In no way can I take credit full for this project as we’ve got quite a handful of awesome people now working on it. If you’re interested, feel free to jump in and start working with us.

Now, on to `2.7.0`.


  1. syed Aly

    Tom this is great article on boierplate. was searching on this, i heard from my friend and was researching on it . I’m glad to found on your blog.

  2. Chris Howard

    Tom, no direct link to the GitHub? Just to Readme and Changelog. Was that deliberate?

    Really looking forward to this.

  3. ale

    Hi Tom!
    Thank you for this fantastic tool!
    I try to build a simple plugin that add some html code into footer (front-end). According to you, what is the best way to do it? I can simply add an action to my public/class-plugin-name.php but I want to use also public/views/public.php.


    • Tom McFarlin

      Assuming you’re referring to wp_footer, then you’d add an action to wp_footer, then in the hook, include a function that renders the public/views/public.php.

      • ale

        Thank you Tom!
        Another simple question? Where and How can I put constants and global variables for all plugin files(both admin and public)?

        • Tom McFarlin

          Right now, the best place to put them would probably be in the `plugin-name.php` file – that is, define them in the file prior to instantiating the plugin.

  4. Martin

    Hi Tom, thank you for your great work!

    I have a question and a recommodation:

    Where is the best place to store images used by the plugin?

    And: I would define a function which checks the requirements to run and use the plugin.
    The classical check is on plugin activation: compare the current WP version with the required minimum version number.

    • Tom McFarlin

      Right now, the best place to store images for the plugin is in the `assets` directory, preferably under an `images` directory. This is something that we’ll eventually tighten up in future releases.

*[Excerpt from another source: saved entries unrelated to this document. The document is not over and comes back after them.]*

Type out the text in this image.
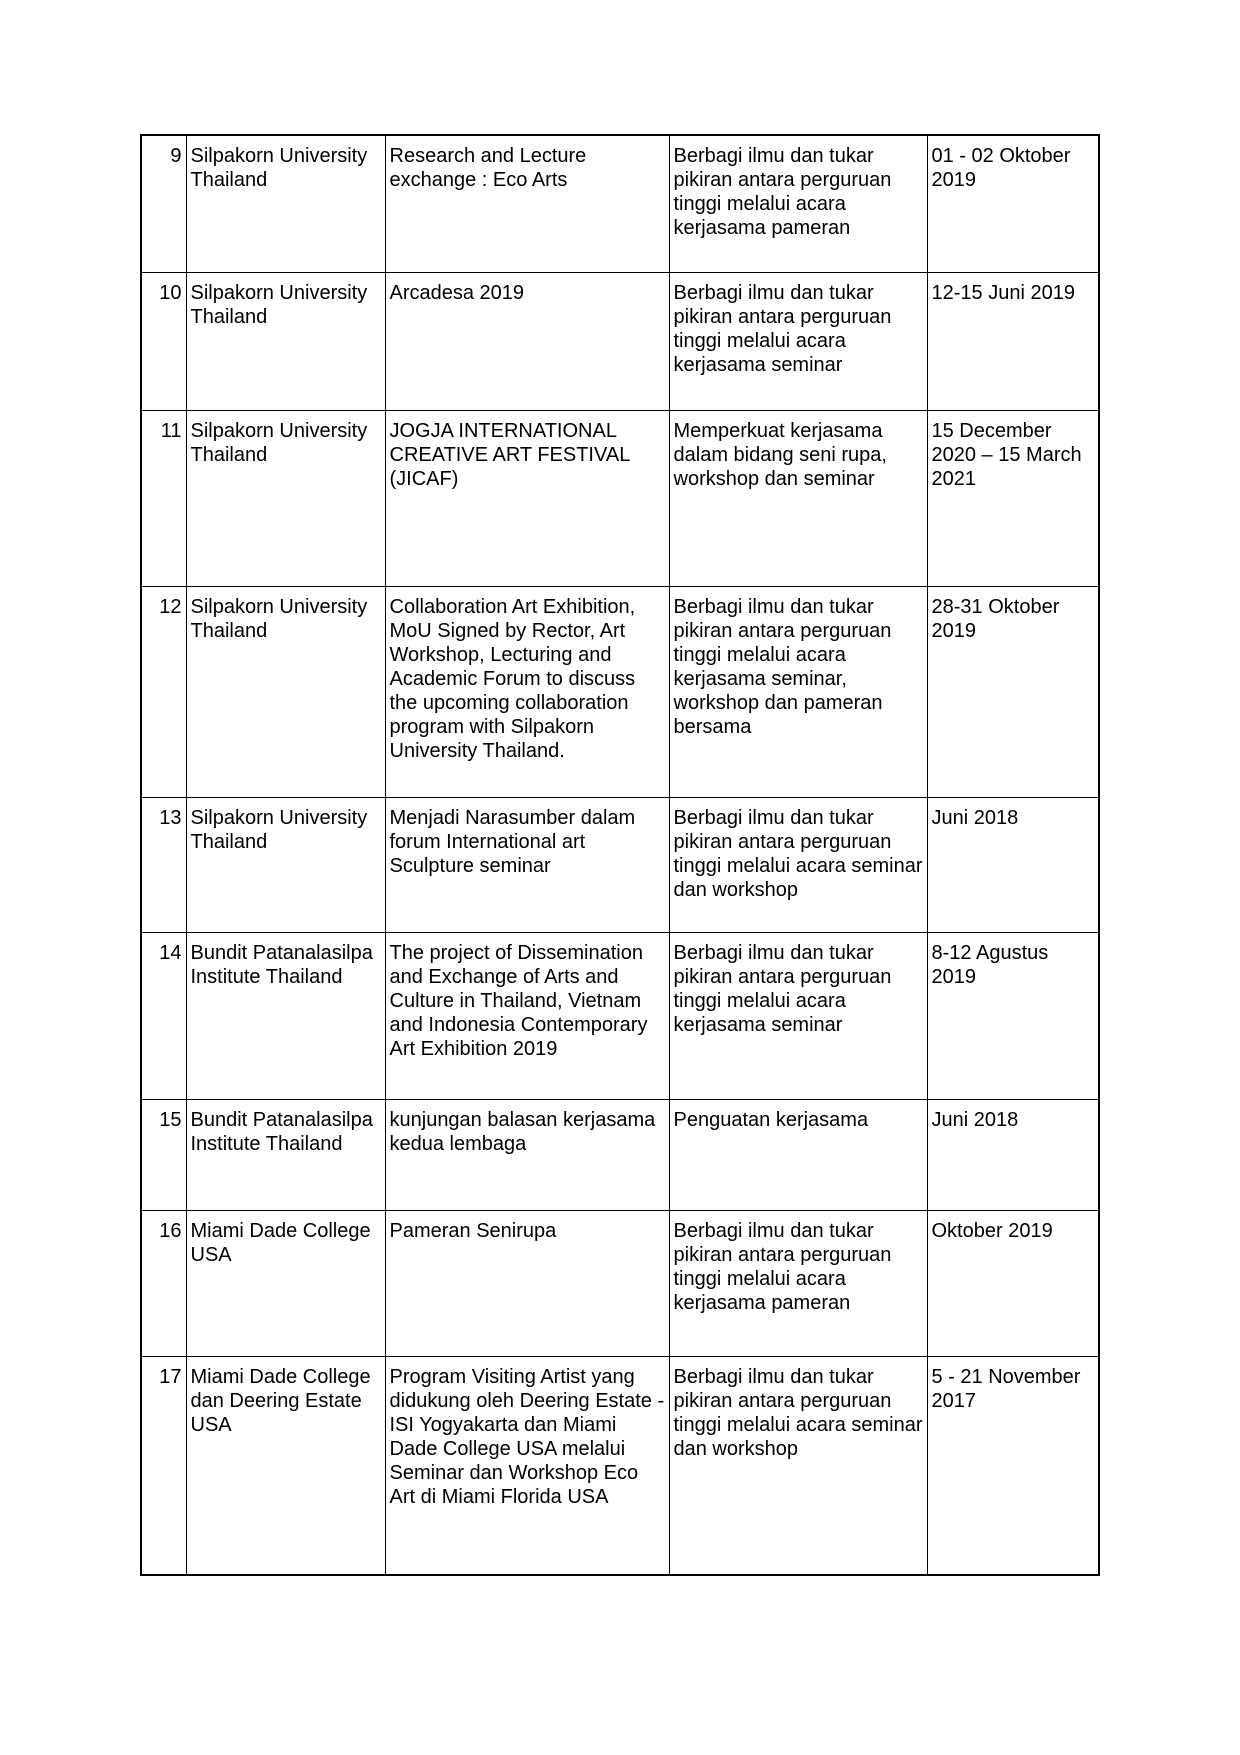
9	Silpakorn University Thailand	Research and Lecture exchange : Eco Arts	Berbagi ilmu dan tukar pikiran antara perguruan tinggi melalui acara kerjasama pameran	01 - 02 Oktober 2019
10	Silpakorn University Thailand	Arcadesa 2019	Berbagi ilmu dan tukar pikiran antara perguruan tinggi melalui acara kerjasama seminar	12-15 Juni 2019
11	Silpakorn University Thailand	JOGJA INTERNATIONAL CREATIVE ART FESTIVAL (JICAF)	Memperkuat kerjasama dalam bidang seni rupa, workshop dan seminar	15 December 2020 – 15 March 2021
12	Silpakorn University Thailand	Collaboration Art Exhibition, MoU Signed by Rector, Art Workshop, Lecturing and Academic Forum to discuss the upcoming collaboration program with Silpakorn University Thailand.	Berbagi ilmu dan tukar pikiran antara perguruan tinggi melalui acara kerjasama seminar, workshop dan pameran bersama	28-31 Oktober 2019
13	Silpakorn University Thailand	Menjadi Narasumber dalam forum International art Sculpture seminar	Berbagi ilmu dan tukar pikiran antara perguruan tinggi melalui acara seminar dan workshop	Juni 2018
14	Bundit Patanalasilpa Institute Thailand	The project of Dissemination and Exchange of Arts and Culture in Thailand, Vietnam and Indonesia Contemporary Art Exhibition 2019	Berbagi ilmu dan tukar pikiran antara perguruan tinggi melalui acara kerjasama seminar	8-12 Agustus 2019
15	Bundit Patanalasilpa Institute Thailand	kunjungan balasan kerjasama kedua lembaga	Penguatan kerjasama	Juni 2018
16	Miami Dade College USA	Pameran Senirupa	Berbagi ilmu dan tukar pikiran antara perguruan tinggi melalui acara kerjasama pameran	Oktober 2019
17	Miami Dade College dan Deering Estate USA	Program Visiting Artist yang didukung oleh Deering Estate - ISI Yogyakarta dan Miami Dade College USA melalui Seminar dan Workshop Eco Art di Miami Florida USA	Berbagi ilmu dan tukar pikiran antara perguruan tinggi melalui acara seminar dan workshop	5 - 21 November 2017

      Also, thanks for the note about a define function – good idea!

  5. Dasha

    Hey Tom,

    Thank you for all your hard work preparing the boiler plate. I’m planning to start using it for my first ever plugin – very exciting!

    The link at the top of the post to signup for the mailing list doesn’t work – it just reloads the current post.

    Best wishes,

  6. Dasha

    Hi Tom,

    Another question: where would I put widget code if I’d like to have one with my plugin?

    Many thanks,

  7. Jacob Harasimo

    Hey, great work on this.

    I’m newer to wordpress/php as I have generally developed in .net languages. But there is value in learning so I decided to start here. I have a question about the admin/public part. I got the admin stuff down i think (it controls the administration function of the plugin like a settings page) but the public has me baffeled.

    I get that public/views/public.php is where the code goes but how do I display the plugin on the front end? Is it setup to use a shortcode in a post to display the public facing end? Do i need to construct a widget to display it? Or do i need a custom post-type so i can use custom html to output this?

    • Tom

      Hey Jacob – welcome to WordPress :).

      Regarding the admin, you’re exactly right. As far as the `public` is concerned, that’s for rendering information on the front end of the blog like a widget or like displaying content on the front end of a post or a page (it really depends on your implementation).

      To see how I use it in a simple plugin, check out the source code here in the widget function.

  8. Tom

    Glad to see this has a folder to store all the pubic facing functionality

    • Tom

      Yep – and we’re going to make sure that continues on even in the next version of the Boilerplate, too :).